Throughout the 11-month history of the Recovery program, the Board and its staff have been dedicated to improving our website. In my travels around the country and in my discussions with citizens, I have repeatedly noted that Recovery.gov is a work in progress. To that end, I want to tell you about some other improvements we are making for the presentation and accessibility of information—all designed to provide increased accountability and transparency as we post data from the second round of recipient reporting. Here are some of the improvements:
· Advanced Search Capability. This feature will permit refined searches of recipient awards for the sophisticated user. In essence, the search function will allow users to hone in on data they really want.

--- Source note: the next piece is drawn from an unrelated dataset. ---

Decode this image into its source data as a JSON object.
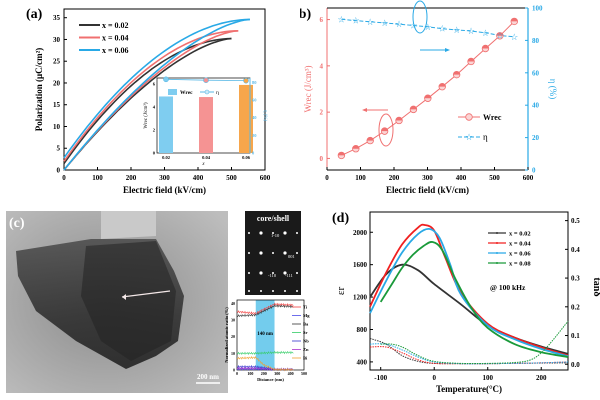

For instance, users will be able to find contracts and grants for a certain time frame, and search for awards by simply entering the award identification number or a business identifier number issued by Dun & Bradstreet and known by the acronym, DUNS.
· Home Page Simplification. We have consistently listened to our users. In September, to much fanfare, we unveiled our new 2.0 version of Recovery.gov. We thought we had hit a home run. And while in many ways we did, we also heard from average Americans that the page was just too busy. Simply put, they wanted the information but not so much of it on the Home Page. So, we went to work to simplify the page. We did not remove any information from our site. As examples of what we did, information on the largest recipient awards and the top states with Recovery jobs were moved to inside pages. We believe the new Home Page has a cleaner look, and that you will find it easier to navigate our website.
· Map Central. Our design team has created a landing page allowing users to select data on funding, unemployment and diversity in states and territories. The Diversity Map is new and will pinpoint how much Recovery money is going into those communities.
There are a lot more enhancements that I haven’t mentioned. Take a look on January 30 and let us know what you think. In its short existence, Recovery.gov has become one of the federal government’s most popular websites. We want to keep it that way.